Michel André - Bioacousticien
Les cétacés n'en sont pas les seules victimes puisque ce fléau ne concerne pas seulement les espèces qui utilisent consciemment les sons, mais l'ensemble de la faune marine. « Depuis 2011, il est admis que le bruit sous-marin affecte les milliers d'espèces - crustacés, coquillages, coraux... - qui n'entendent pas mais captent les vibrations, précise à 30millionsdamis.fr Michel André. Lorsqu'elles sont exposées au bruit, leurs organes sensoriels présentent des traumatismes acoustiques, aux dépens du maintien de leur équilibre. Ces espèces finissent alors par mourir en quelques jours ». En somme, toute la chaîne alimentaire est affectée par le bruit dans toutes les eaux du monde, à l'exception des océans Arctique et Antarctique.
« Contrairement à d'autres formes de pollution du milieu marin, le bruit, s'il est éteint, n'a plus aucun effet, rappelle M. André. Un bon espoir, donc ! ». Primo, il est possible d'agir sur les nuisances sonores dites « non-intentionnelles » (bruit issu du trafic maritime, pilonnage nécessaire à l'ancrage des éoliennes,...). Dans le secteur maritime, cela implique de privilégier des moteurs silencieux, d'entretenir régulièrement les hélices et la coque des bateaux, ou encore, de limiter la vitesse de navigation. Dans le domaine des énergies marines renouvelables, des « rideaux de bulles » peuvent être mis en place autour des constructions pour réduire la propagation des ondes acoustiques. Secundo, il importe de réduire l'impact des nuisances sonores dites « intentionnelles » car introduites de façon consciente (canons à air utilisés pour la recherche de pétrole, sonars militaires). A cette fin, les opérateurs peuvent recourir à des mesures d'accompagnement pour détecter la présence avoisinante de mammifères marins et interrompre les opérations jusqu'à ce qu'ils soient suffisamment éloignés. Il leur reviendra également de recourir à des alternatives technologiques, actuellement à l'étude. Enfin, les « consommacteurs » sont invités à acheter moins de poissons issus de la pêche industrielle et moins de produits issus d'importation pour « privilégier la production locale le plus possible », préconise l'Association C'est Assez !

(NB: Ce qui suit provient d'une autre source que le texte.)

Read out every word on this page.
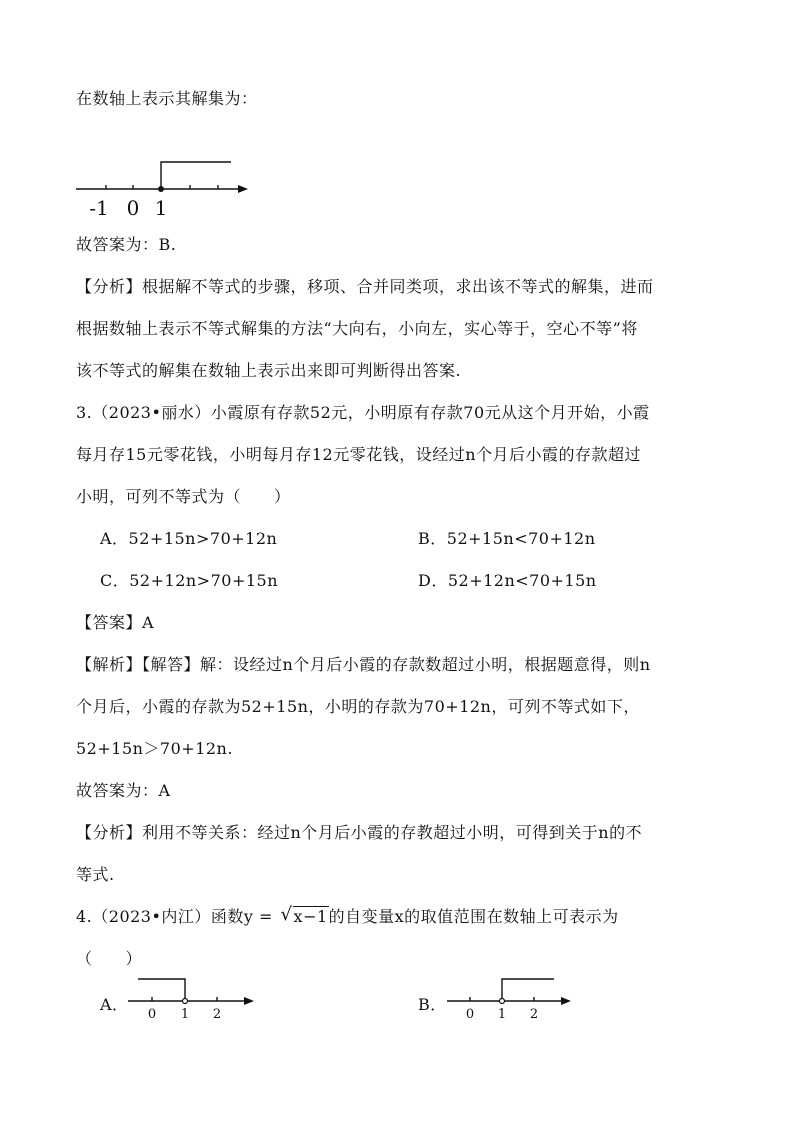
在数轴上表示其解集为：
-1 0 1
故答案为：B.
【分析】根据解不等式的步骤，移项、合并同类项，求出该不等式的解集，进而
根据数轴上表示不等式解集的方法“大向右，小向左，实心等于，空心不等”将
该不等式的解集在数轴上表示出来即可判断得出答案.
3.（2023•丽水）小霞原有存款52元，小明原有存款70元从这个月开始，小霞
每月存15元零花钱，小明每月存12元零花钱，设经过n个月后小霞的存款超过
小明，可列不等式为（　　）
A．52+15n>70+12n	B．52+15n<70+12n
C．52+12n>70+15n	D．52+12n<70+15n
【答案】A
【解析】【解答】解：设经过n个月后小霞的存款数超过小明，根据题意得，则n
个月后，小霞的存款为52+15n，小明的存款为70+12n，可列不等式如下，
52+15n＞70+12n.
故答案为：A
【分析】利用不等关系：经过n个月后小霞的存教超过小明，可得到关于n的不
等式.
4.（2023•内江）函数y = √ x−1的自变量x的取值范围在数轴上可表示为
（　　）
A．
0 1 2
B．
0 1 2
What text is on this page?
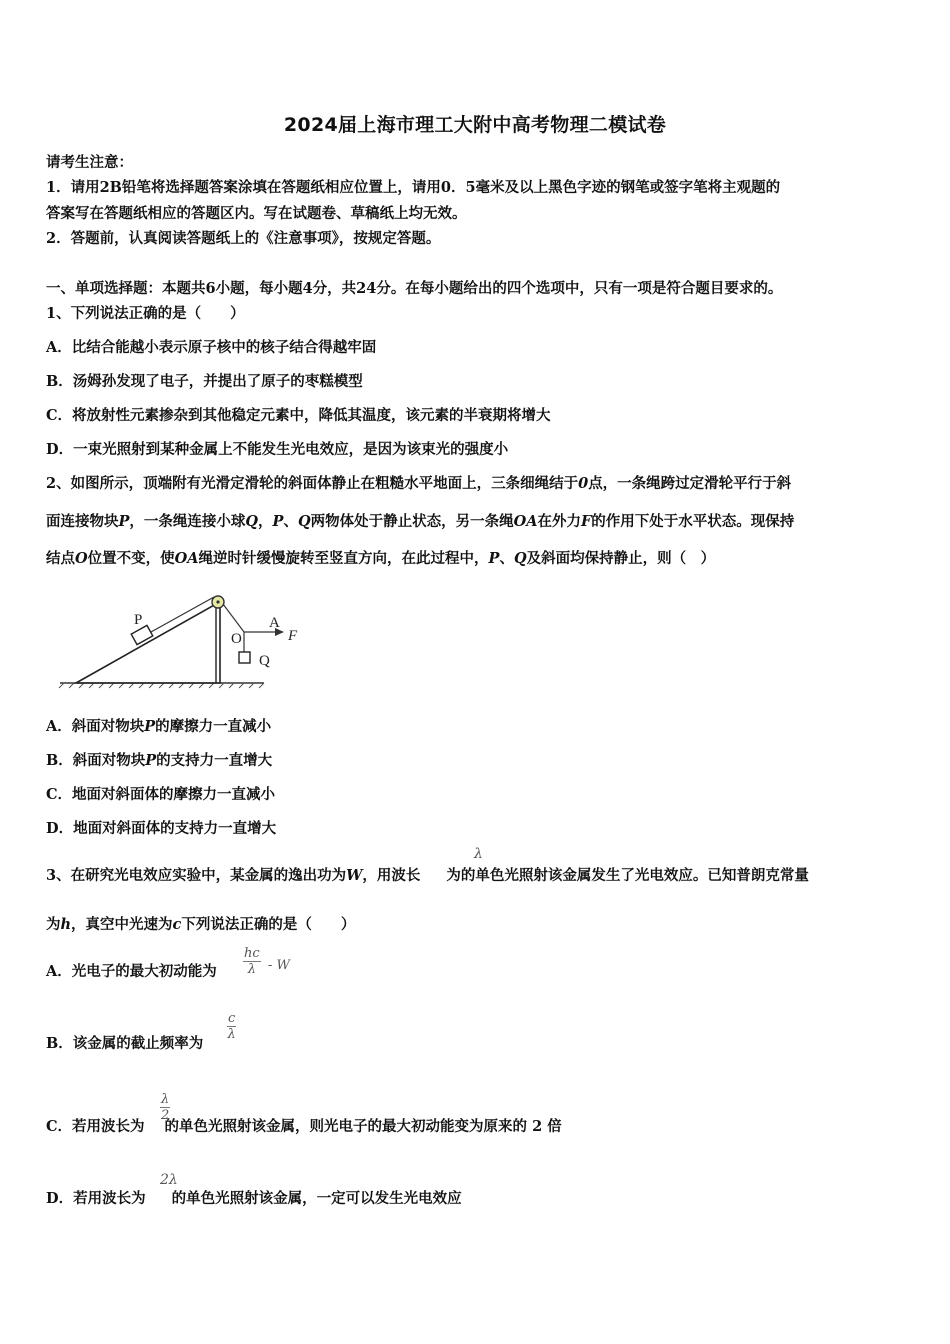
2024届上海市理工大附中高考物理二模试卷
请考生注意：
1．请用2B铅笔将选择题答案涂填在答题纸相应位置上，请用0．5毫米及以上黑色字迹的钢笔或签字笔将主观题的
答案写在答题纸相应的答题区内。写在试题卷、草稿纸上均无效。
2．答题前，认真阅读答题纸上的《注意事项》，按规定答题。
一、单项选择题：本题共6小题，每小题4分，共24分。在每小题给出的四个选项中，只有一项是符合题目要求的。
1、下列说法正确的是（　　）
A．比结合能越小表示原子核中的核子结合得越牢固
B．汤姆孙发现了电子，并提出了原子的枣糕模型
C．将放射性元素掺杂到其他稳定元素中，降低其温度，该元素的半衰期将增大
D．一束光照射到某种金属上不能发生光电效应，是因为该束光的强度小
2、如图所示，顶端附有光滑定滑轮的斜面体静止在粗糙水平地面上，三条细绳结于0点，一条绳跨过定滑轮平行于斜
面连接物块P，一条绳连接小球Q，P、Q两物体处于静止状态，另一条绳OA在外力F的作用下处于水平状态。现保持
结点O位置不变，使OA绳逆时针缓慢旋转至竖直方向，在此过程中，P、Q及斜面均保持静止，则（　）
P	A
F
O
Q
A．斜面对物块P的摩擦力一直减小
B．斜面对物块P的支持力一直增大
C．地面对斜面体的摩擦力一直减小
D．地面对斜面体的支持力一直增大
3、在研究光电效应实验中，某金属的逸出功为W，用波长 为的单色光照射该金属发生了光电效应。已知普朗克常量
λ
为h，真空中光速为c下列说法正确的是（　　）
A．光电子的最大初动能为 $\frac{hc}{\lambda}$ - W
B．该金属的截止频率为
$\frac{c}{\lambda}$
C．若用波长为 的单色光照射该金属，则光电子的最大初动能变为原来的 2 倍
$\frac{\lambda}{2}$
D．若用波长为 的单色光照射该金属，一定可以发生光电效应
2λ
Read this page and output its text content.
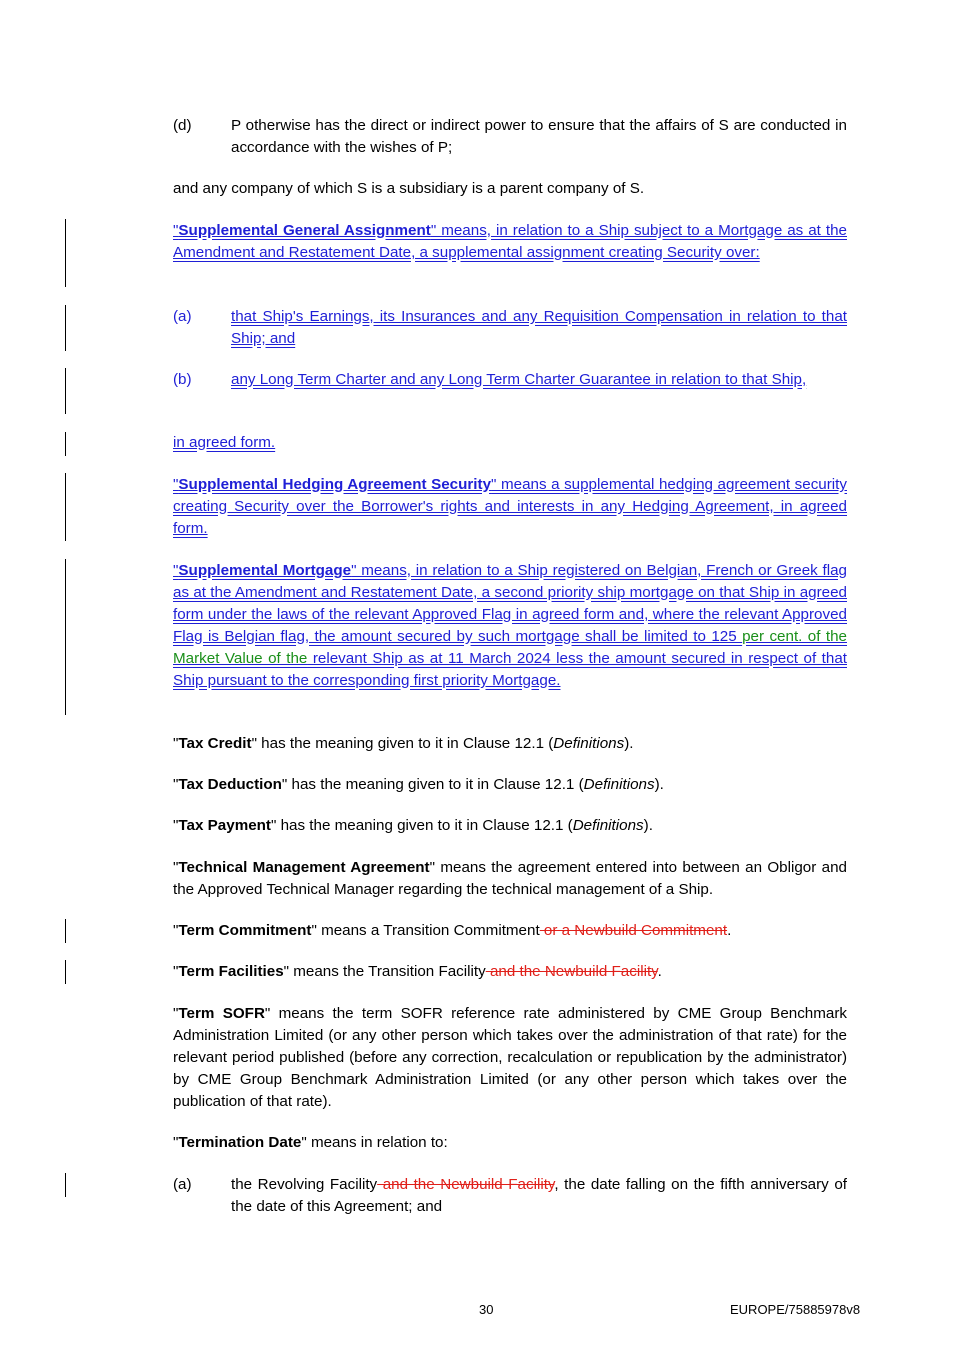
(d)	P otherwise has the direct or indirect power to ensure that the affairs of S are conducted in accordance with the wishes of P;

and any company of which S is a subsidiary is a parent company of S.

"Supplemental General Assignment" means, in relation to a Ship subject to a Mortgage as at the Amendment and Restatement Date, a supplemental assignment creating Security over:

(a)	that Ship's Earnings, its Insurances and any Requisition Compensation in relation to that Ship; and
(b)	any Long Term Charter and any Long Term Charter Guarantee in relation to that Ship,

in agreed form.

"Supplemental Hedging Agreement Security" means a supplemental hedging agreement security creating Security over the Borrower's rights and interests in any Hedging Agreement, in agreed form.

"Supplemental Mortgage" means, in relation to a Ship registered on Belgian, French or Greek flag as at the Amendment and Restatement Date, a second priority ship mortgage on that Ship in agreed form under the laws of the relevant Approved Flag in agreed form and, where the relevant Approved Flag is Belgian flag, the amount secured by such mortgage shall be limited to 125 per cent. of the Market Value of the relevant Ship as at 11 March 2024 less the amount secured in respect of that Ship pursuant to the corresponding first priority Mortgage.

"Tax Credit" has the meaning given to it in Clause 12.1 (Definitions).

"Tax Deduction" has the meaning given to it in Clause 12.1 (Definitions).

"Tax Payment" has the meaning given to it in Clause 12.1 (Definitions).

"Technical Management Agreement" means the agreement entered into between an Obligor and the Approved Technical Manager regarding the technical management of a Ship.

"Term Commitment" means a Transition Commitment or a Newbuild Commitment.

"Term Facilities" means the Transition Facility and the Newbuild Facility.

"Term SOFR" means the term SOFR reference rate administered by CME Group Benchmark Administration Limited (or any other person which takes over the administration of that rate) for the relevant period published (before any correction, recalculation or republication by the administrator) by CME Group Benchmark Administration Limited (or any other person which takes over the publication of that rate).

"Termination Date" means in relation to:

(a)	the Revolving Facility and the Newbuild Facility, the date falling on the fifth anniversary of the date of this Agreement; and
30	EUROPE/75885978v8
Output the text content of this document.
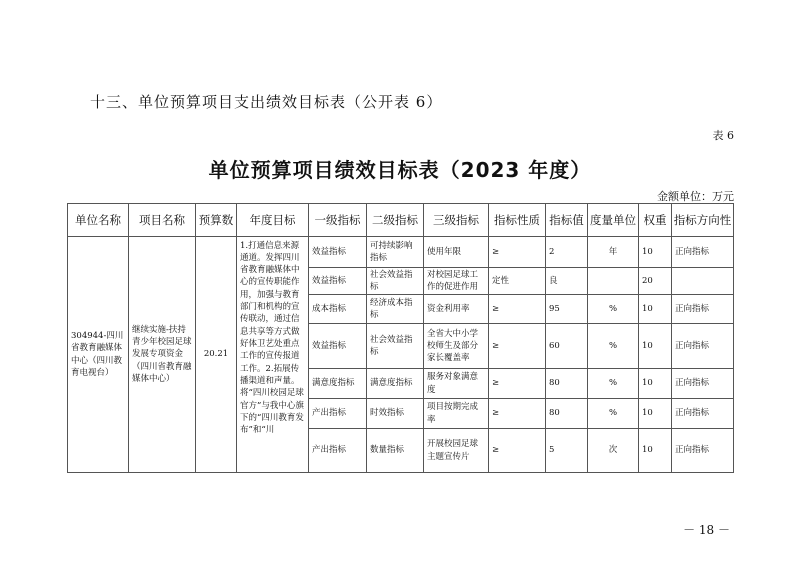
十三、单位预算项目支出绩效目标表（公开表 6）
表 6
单位预算项目绩效目标表（2023 年度）
金额单位：万元
单位名称	项目名称	预算数	年度目标	一级指标	二级指标	三级指标	指标性质	指标值	度量单位	权重	指标方向性
304944-四川省教育融媒体中心（四川教育电视台）	继续实施-扶持青少年校园足球发展专项资金（四川省教育融媒体中心）	20.21	1.打通信息来源通道。发挥四川省教育融媒体中心的宣传职能作用，加强与教育部门和机构的宣传联动，通过信息共享等方式做好体卫艺处重点工作的宣传报道工作。2.拓展传播渠道和声量。将“四川校园足球官方”与我中心旗下的“四川教育发布”和“川	效益指标	可持续影响指标	使用年限	≥	2	年	10	正向指标
				效益指标	社会效益指标	对校园足球工作的促进作用	定性	良		20	
				成本指标	经济成本指标	资金利用率	≥	95	%	10	正向指标
				效益指标	社会效益指标	全省大中小学校师生及部分家长覆盖率	≥	60	%	10	正向指标
				满意度指标	满意度指标	服务对象满意度	≥	80	%	10	正向指标
				产出指标	时效指标	项目按期完成率	≥	80	%	10	正向指标
				产出指标	数量指标	开展校园足球主题宣传片	≥	5	次	10	正向指标
－ 18 －
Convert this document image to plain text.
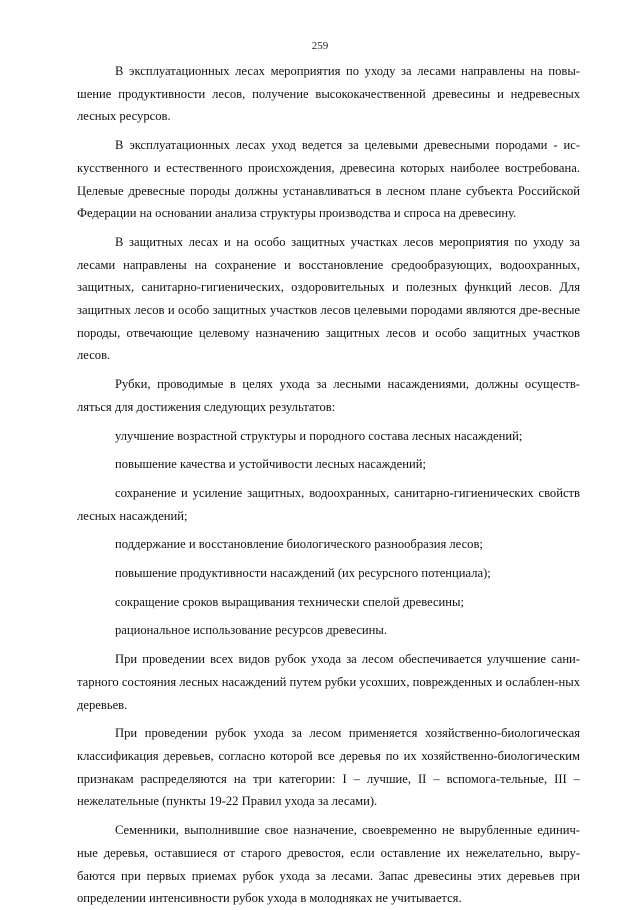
259

В эксплуатационных лесах мероприятия по уходу за лесами направлены на повы-шение продуктивности лесов, получение высококачественной древесины и недревесных лесных ресурсов.

В эксплуатационных лесах уход ведется за целевыми древесными породами - ис-кусственного и естественного происхождения, древесина которых наиболее востребована. Целевые древесные породы должны устанавливаться в лесном плане субъекта Российской Федерации на основании анализа структуры производства и спроса на древесину.

В защитных лесах и на особо защитных участках лесов мероприятия по уходу за лесами направлены на сохранение и восстановление средообразующих, водоохранных, защитных, санитарно-гигиенических, оздоровительных и полезных функций лесов. Для защитных лесов и особо защитных участков лесов целевыми породами являются дре-весные породы, отвечающие целевому назначению защитных лесов и особо защитных участков лесов.

Рубки, проводимые в целях ухода за лесными насаждениями, должны осуществ-ляться для достижения следующих результатов:

улучшение возрастной структуры и породного состава лесных насаждений;

повышение качества и устойчивости лесных насаждений;

сохранение и усиление защитных, водоохранных, санитарно-гигиенических свойств лесных насаждений;

поддержание и восстановление биологического разнообразия лесов;

повышение продуктивности насаждений (их ресурсного потенциала);

сокращение сроков выращивания технически спелой древесины;

рациональное использование ресурсов древесины.

При проведении всех видов рубок ухода за лесом обеспечивается улучшение сани-тарного состояния лесных насаждений путем рубки усохших, поврежденных и ослаблен-ных деревьев.

При проведении рубок ухода за лесом применяется хозяйственно-биологическая классификация деревьев, согласно которой все деревья по их хозяйственно-биологическим признакам распределяются на три категории: I – лучшие, II – вспомога-тельные, III – нежелательные (пункты 19-22 Правил ухода за лесами).

Семенники, выполнившие свое назначение, своевременно не вырубленные единич-ные деревья, оставшиеся от старого древостоя, если оставление их нежелательно, выру-баются при первых приемах рубок ухода за лесами. Запас древесины этих деревьев при определении интенсивности рубок ухода в молодняках не учитывается.
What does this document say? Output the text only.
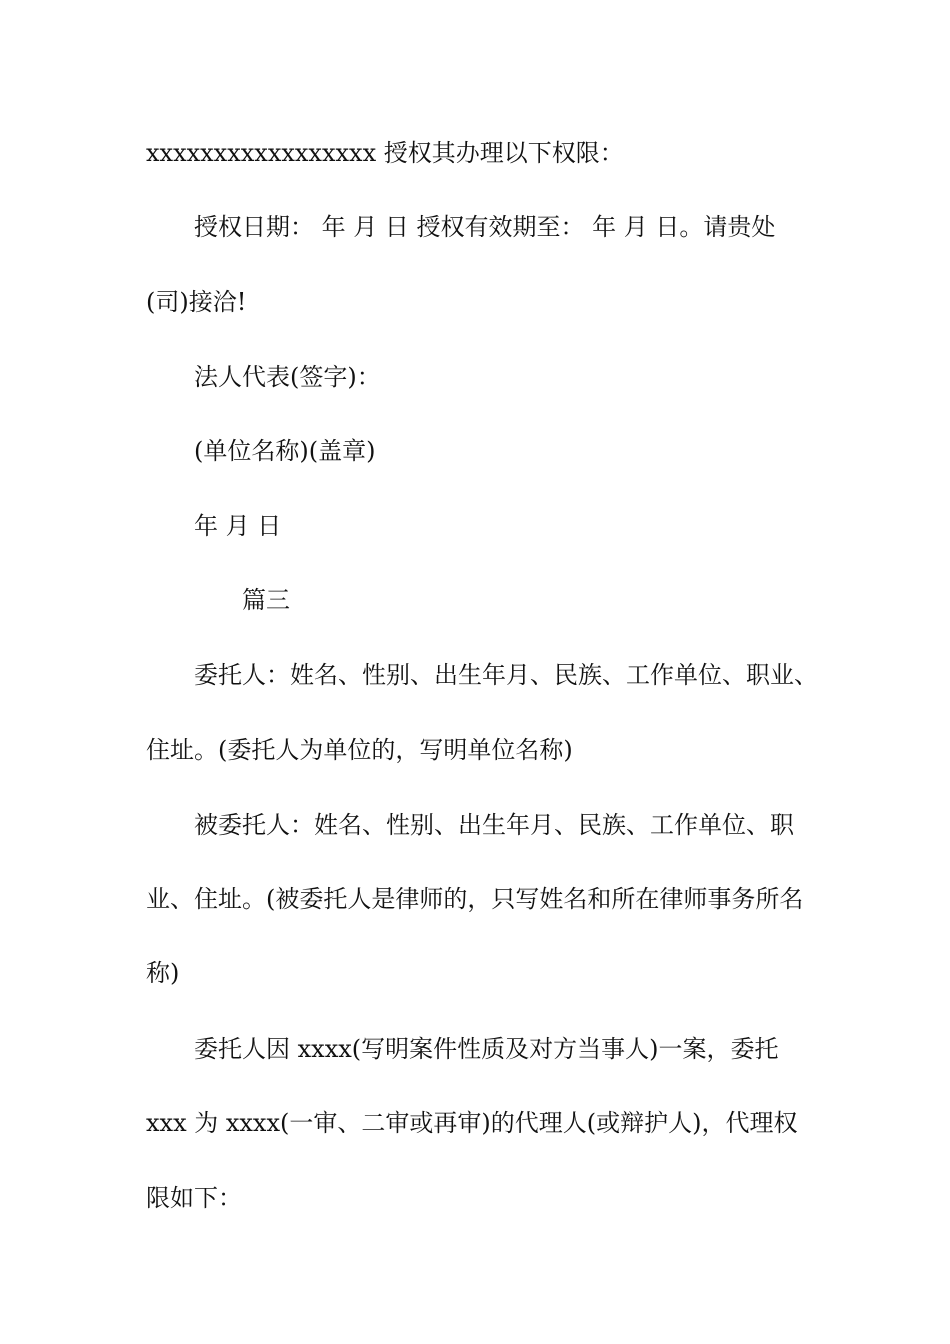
xxxxxxxxxxxxxxxxx 授权其办理以下权限：
授权日期： 年 月 日 授权有效期至： 年 月 日。请贵处
(司)接洽!
法人代表(签字)：
(单位名称)(盖章)
年 月 日
篇三
委托人：姓名、性别、出生年月、民族、工作单位、职业、
住址。(委托人为单位的，写明单位名称)
被委托人：姓名、性别、出生年月、民族、工作单位、职
业、住址。(被委托人是律师的，只写姓名和所在律师事务所名
称)
委托人因 xxxx(写明案件性质及对方当事人)一案，委托
xxx 为 xxxx(一审、二审或再审)的代理人(或辩护人)，代理权
限如下：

Contrairement aux autres sources de pollution, le bruit, s'il est éteint, n'a plus aucun effet.
Michel André
Toujours est-il qu'« il n'existe actuellement aucune réglementation internationale contraignante, se désole Céline Sissler-Bienvenu, Directrice d'IFAW France (ESpèces, février 2019). La plupart des règles, normes, pratiques et procédures visant à lutter contre la pollution acoustique revêtent une nature politique ». Ainsi, en 2014, l'Organisation maritime internationale a adopté de simples directives visant à conseiller les concepteurs, constructeurs et exploitants de navires. A l'échelle européenne, la Directive-cadre « Stratégie pour le milieu marin » de 2008 se borne à définir l'absence d'impact du bruit sous-marin sur les écosystèmes comme indicateur du « bon état écologique du milieu marin ». En France, « un guide définissant des préconisations pour limiter les impacts des émissions acoustiques en mer d'origine anthropique sur la faune marine » était attendu à l'été 2019... mais n'est toujours pas connu à ce jour (Réponse ministérielle du ministre de la Transition écologique et solidaire, publiée au JO le 11 juin 2019).
La voie vers le silence est encore longue à parcourir. Pourtant, l'adoption de mesures juridiquement contraignantes apparaît, plus que jamais, indispensable à la protection de la faune marine et des océans, dont dépend notre survie.